ESG and impact overflowing water tank

Credit: This is the image that accompanies our session at Anthropy25, with thanks to Tamma Carel

 

DON’T kid yourself that this is not your fight. Let’s be clear, as non-profit news platform Common Dreams put it simply, “Everything we care about is in danger”. And as ethical marketeer Jane Shaw argues, no viable means of fighting back and countering reality will be available to us until we define and confront that reality first. The words we need are corrupt, supremacist, autocratic, anti-democratic, censorial, dictatorial, totalitarian, tyrannical and authoritarian.

DO be inspired and emboldened by the poets. They’ve seen this coming, or they saw it before. They know. The power and wisdom in speaking up at times like this reside in these poems: Martin Niemöller’s First They Came  and Wendell Berry’s Do Not Be Ashamed.

DO tell me what I got right or wrong here, and also what I missed.
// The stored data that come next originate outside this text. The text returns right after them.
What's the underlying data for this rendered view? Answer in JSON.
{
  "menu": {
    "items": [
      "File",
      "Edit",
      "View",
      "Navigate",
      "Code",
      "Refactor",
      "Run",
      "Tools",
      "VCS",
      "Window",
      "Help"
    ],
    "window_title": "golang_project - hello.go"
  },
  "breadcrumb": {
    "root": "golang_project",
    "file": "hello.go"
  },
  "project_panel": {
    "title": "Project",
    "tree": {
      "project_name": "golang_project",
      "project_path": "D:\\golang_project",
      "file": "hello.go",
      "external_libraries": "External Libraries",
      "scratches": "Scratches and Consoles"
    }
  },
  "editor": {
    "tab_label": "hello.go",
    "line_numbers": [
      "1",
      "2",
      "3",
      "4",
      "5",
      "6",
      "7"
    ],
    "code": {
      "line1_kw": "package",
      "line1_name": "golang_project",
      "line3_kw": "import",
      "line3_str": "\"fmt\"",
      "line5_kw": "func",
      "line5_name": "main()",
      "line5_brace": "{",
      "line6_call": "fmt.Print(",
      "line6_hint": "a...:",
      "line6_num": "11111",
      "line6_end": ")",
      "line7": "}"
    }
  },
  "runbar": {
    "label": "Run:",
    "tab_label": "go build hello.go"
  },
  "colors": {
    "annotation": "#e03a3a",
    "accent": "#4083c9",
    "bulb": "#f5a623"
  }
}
As well as how else I can join the fight.

 

  • Michael Solomon is the founder and director of Responsible 100, a benchmarking tool and community to support companies to operate as responsibly as they can by balancing their own economic interests with the interests of nature, society and a fair, livable, sustainable future.

 

Top image: The cartoon has been expanded with editing software to fit within the website image format.